A shareholder suit was filed today alleging that a number of short sellers and hedge funds conspired with Alan Abelson, columist for Barron's, a weekly business magazine, to trade shares of Technicare, Corp. with foreknowledge that negative items on the company would be appearing in Abelson's column.

The suit charges the short sellers were advised in advance when a negative item on Technicare would appear in "Up and Down Wall Street" Abelson's widely read investment column and that they use this information to establish a short position in the stock in anticipation that the negative comments would cause the stock price to decline.

To sell short means to sell borrowed stock, expecting the stock price will decline so that shares can later be purchased at a cheaper price to cover the original short position.

Also named as defendents in the complaint filed in U.S. Court for the southern district of New York, were Barron's publisher, Robert Bleiberg and Dow Jones & Co., Inc., which owns the magazine.

In addition the suit names Mayer Berman, Lawrence Bleiberg, Mark Howrad, Walter Mintz and Robert Wilson, all identified as short sellers, and Boxwood Associates, Cumberland Associates, Mark Howard Associates and Robert Wilson Associates, all hedge funds.

A hedge fund is an investment pool - frequently of non-public funds - which takes both long and short positions in stocks to realize capital gains.
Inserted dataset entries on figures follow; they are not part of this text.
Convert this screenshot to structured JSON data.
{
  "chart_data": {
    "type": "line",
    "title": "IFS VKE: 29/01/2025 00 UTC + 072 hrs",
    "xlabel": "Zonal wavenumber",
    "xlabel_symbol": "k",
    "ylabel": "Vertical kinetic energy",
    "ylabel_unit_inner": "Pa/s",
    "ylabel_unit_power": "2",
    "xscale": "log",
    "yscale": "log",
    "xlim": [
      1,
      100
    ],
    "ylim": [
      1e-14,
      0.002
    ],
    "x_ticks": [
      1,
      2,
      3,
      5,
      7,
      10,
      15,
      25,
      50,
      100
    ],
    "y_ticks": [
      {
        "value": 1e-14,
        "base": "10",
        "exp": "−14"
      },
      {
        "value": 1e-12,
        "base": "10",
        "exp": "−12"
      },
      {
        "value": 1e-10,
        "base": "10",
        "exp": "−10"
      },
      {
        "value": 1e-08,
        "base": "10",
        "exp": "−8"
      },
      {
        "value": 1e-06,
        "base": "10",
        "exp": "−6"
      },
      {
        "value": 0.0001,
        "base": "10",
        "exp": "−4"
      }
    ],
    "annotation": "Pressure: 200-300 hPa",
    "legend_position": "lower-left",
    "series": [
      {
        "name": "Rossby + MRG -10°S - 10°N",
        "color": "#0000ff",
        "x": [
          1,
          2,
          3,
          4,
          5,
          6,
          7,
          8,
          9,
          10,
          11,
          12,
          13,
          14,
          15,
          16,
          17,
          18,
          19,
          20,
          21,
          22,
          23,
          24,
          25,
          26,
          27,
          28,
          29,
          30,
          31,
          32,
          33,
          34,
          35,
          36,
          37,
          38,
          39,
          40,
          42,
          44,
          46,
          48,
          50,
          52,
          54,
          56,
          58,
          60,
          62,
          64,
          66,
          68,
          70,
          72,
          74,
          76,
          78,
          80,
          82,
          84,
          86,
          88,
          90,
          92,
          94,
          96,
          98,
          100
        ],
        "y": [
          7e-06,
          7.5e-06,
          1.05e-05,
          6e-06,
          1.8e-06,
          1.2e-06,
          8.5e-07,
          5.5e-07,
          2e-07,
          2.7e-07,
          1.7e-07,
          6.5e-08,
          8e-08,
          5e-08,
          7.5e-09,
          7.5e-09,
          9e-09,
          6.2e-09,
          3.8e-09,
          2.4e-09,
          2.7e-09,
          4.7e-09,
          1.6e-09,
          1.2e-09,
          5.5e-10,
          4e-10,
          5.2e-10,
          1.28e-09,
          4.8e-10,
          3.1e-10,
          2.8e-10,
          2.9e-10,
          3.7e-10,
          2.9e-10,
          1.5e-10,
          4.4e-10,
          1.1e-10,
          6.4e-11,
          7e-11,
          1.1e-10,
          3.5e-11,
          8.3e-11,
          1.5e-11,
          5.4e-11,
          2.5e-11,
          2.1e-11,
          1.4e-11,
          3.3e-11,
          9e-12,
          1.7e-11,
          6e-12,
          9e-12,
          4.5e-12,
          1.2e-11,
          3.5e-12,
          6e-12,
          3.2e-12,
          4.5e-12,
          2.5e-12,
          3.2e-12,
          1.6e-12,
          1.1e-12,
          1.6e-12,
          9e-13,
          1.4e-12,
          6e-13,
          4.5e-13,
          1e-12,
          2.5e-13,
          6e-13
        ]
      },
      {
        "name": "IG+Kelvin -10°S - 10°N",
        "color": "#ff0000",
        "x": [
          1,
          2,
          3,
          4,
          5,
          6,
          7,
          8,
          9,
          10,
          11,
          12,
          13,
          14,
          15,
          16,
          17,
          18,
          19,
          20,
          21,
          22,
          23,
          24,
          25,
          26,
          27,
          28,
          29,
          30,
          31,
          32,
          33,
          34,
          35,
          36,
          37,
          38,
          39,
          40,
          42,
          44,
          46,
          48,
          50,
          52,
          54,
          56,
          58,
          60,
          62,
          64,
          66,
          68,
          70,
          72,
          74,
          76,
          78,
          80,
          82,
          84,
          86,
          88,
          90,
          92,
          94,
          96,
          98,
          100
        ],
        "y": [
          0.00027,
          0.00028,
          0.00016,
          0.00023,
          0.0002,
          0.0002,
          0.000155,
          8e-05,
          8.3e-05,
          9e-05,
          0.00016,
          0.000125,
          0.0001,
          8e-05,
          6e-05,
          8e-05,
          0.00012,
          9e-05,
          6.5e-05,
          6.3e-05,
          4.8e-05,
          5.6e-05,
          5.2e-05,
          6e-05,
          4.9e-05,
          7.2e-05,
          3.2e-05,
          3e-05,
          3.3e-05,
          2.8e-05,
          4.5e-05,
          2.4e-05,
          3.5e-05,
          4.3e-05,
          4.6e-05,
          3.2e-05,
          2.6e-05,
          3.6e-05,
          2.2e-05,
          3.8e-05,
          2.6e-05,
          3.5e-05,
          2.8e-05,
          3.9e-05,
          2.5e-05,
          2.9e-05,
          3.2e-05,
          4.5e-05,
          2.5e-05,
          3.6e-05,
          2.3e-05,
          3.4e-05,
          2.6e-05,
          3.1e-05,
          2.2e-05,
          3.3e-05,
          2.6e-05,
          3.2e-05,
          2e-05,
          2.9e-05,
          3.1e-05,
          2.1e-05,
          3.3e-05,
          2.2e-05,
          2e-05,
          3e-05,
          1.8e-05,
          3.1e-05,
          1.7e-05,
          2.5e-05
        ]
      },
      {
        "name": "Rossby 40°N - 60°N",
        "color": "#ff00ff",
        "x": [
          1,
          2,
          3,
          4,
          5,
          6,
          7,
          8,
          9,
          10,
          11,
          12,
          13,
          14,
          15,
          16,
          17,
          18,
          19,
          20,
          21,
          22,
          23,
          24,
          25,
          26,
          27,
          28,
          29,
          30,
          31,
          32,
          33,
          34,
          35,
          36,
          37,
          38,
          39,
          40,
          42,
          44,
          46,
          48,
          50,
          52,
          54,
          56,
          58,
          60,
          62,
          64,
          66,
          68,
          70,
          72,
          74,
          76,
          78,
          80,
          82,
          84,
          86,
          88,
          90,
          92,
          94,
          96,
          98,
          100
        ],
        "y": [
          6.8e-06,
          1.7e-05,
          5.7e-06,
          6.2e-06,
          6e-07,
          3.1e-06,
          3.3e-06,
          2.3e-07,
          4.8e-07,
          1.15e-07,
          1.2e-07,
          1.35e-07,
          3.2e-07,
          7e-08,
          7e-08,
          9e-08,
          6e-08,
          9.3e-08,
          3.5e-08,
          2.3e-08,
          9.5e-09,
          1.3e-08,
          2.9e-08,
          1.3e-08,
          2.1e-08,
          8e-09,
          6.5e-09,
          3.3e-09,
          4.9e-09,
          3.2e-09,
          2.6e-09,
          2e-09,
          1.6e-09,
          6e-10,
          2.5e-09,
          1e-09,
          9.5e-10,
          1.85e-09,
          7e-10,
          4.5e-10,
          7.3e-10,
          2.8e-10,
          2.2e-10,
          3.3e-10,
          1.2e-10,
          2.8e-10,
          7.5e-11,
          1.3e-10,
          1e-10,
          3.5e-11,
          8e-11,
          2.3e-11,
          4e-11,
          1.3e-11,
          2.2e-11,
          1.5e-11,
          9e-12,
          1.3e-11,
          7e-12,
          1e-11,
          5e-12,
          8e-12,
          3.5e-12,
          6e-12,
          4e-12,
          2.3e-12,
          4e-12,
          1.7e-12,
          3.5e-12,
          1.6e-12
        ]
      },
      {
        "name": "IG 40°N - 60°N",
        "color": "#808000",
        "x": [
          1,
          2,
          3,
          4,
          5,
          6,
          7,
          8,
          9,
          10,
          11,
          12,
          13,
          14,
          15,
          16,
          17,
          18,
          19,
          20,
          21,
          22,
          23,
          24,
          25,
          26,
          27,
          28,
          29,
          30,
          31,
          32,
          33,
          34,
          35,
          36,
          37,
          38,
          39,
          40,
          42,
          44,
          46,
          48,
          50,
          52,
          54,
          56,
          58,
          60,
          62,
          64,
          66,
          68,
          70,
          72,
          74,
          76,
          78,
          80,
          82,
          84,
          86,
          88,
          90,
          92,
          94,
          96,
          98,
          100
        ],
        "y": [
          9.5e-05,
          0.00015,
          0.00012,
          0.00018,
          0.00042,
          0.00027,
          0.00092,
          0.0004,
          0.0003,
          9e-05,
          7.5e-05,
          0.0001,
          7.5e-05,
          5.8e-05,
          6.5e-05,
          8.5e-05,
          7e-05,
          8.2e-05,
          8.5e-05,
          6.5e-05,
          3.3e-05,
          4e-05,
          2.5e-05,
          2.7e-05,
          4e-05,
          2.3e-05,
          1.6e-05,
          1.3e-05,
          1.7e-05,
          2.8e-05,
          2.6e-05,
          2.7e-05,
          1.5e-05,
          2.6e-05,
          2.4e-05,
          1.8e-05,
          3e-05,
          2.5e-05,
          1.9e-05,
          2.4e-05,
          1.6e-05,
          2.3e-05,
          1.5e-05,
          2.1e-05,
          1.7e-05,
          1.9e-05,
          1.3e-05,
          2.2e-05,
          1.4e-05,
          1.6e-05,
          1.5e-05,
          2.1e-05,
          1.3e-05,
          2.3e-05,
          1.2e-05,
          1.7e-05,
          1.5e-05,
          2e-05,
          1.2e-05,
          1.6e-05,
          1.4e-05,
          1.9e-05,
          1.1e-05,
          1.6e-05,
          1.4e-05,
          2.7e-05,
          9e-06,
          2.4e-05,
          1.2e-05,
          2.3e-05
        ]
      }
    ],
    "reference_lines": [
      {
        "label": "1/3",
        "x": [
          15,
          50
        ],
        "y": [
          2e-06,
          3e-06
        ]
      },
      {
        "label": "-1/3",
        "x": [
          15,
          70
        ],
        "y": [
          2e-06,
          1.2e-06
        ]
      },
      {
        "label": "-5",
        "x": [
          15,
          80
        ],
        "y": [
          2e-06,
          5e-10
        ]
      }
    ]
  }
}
Lawrence Bleiberg is the brother of Robert Bleinberg and is the managing partner of Boxwood Associates.

The suit brought by Robert Nemeroff, a dentist, states that it is filed on behalf of all Technicare shareholders. Nemeroff says he purchased more than 7,000 shares of Technicare - on Ohio company that makes X-ray body scanners and other high technology equipments - and sustained losses as a result of the alleged manipulation. And the suit asks compensation for all losses suffered and damages.

Warren H. Phillips, president and chief executive officer of Dow Jones & co., which also publishes the Wall Street Journal, said he had not seen the suit and categorically denied the allegation made in the suit as far as the comapny, Barron's and its employees are concerned.

Phillips said the suit appeared to be "an effort to intimidate" the press from writing unfavorable stores about companies, adding that "the plaintiff appears to be more interested in deterring unfavorable stores than in seeing the truth reported." He said he would welcome an investigation into the matter by the Security and Exchange Commission.

The SEC has already begun an investigation out of its New York City office, it was learned today. The investigation is looking into the activities of hedge funds in general and specifically the trading activity of Technicare. Centronics Inc., Olympia Brewing Co., and a number of other stocks which have had large short positions established and have also been subject to negative comments in Abelson's column.

A suit like the one filed toady is scheduled for filing next week on behalf of Centronics shareholders, involving many of the same defendants and charges, according to a source and Olmpia Brewing shareholders are also considering a silmilar complaint.

The Technicare suit specifically charges that beginning at least as early as Mar, 1976, and continuing to the present, Abelson, Robert Bleiberg and Dow Jones advised theshort sellers "in advance of publication" that certain Anelson columns have contained such negative references in the period in questions, the suit says.

It further charges that short sellers have taken short positions "knowing that the forthcoming publication will cause or tend to cause a decline in the market price in the shares of Technicare" so they can cover themselves at a lower price.

The suit does not charge Abelson, Robert Bleiberg or any other employee of Dow Jones with actually trading for themselves in Technicare but claims they "aided and abetted" the short sellers.

Abelson, who normally finishes his weekly column on Friday, was unavailable for comment today.

Barron's publisher Robert Bleiberg said it was a "coincidence" that Abelson will not write the "Up and Down Wall Street" column when the next issue of Barron's appears on the newsstands on Saturday because he has been at work on a speech he is scheduled to deliver tonight.

Bleiberg called the allegations "irresponsible and false" and said they echoed equally groundless charges made in the past." His brother, Lawrence, said the charges were "absolutely without foundation." Other defendants were unreachable for comment.

In the currant issue of the Wall Street Letter, a periodical that covers the securities industry, defendant Robert Wilson is quoted in connection with items that appeared in Abelson's column as saying that "in the past I have urged him to recommend - and to disrecommend - stocks and he's done it. My participation in the stock was always before any article, although sometimes I have added to it after."

The next issue of the Wall Street Letter, which usually reaches subscribers on Monday, however, contains a statement by Wilson saying he does not think he was quoted accurately.

An even if he did say it, Wilson states, "that's not what I meant. While I do discuss many ideas with (Abelson) and urge upon him the merits of these, I would never presume to recommend them. Then prices of stock have a way of taking care of themselves, no matter what Mr. Abelson writes about them."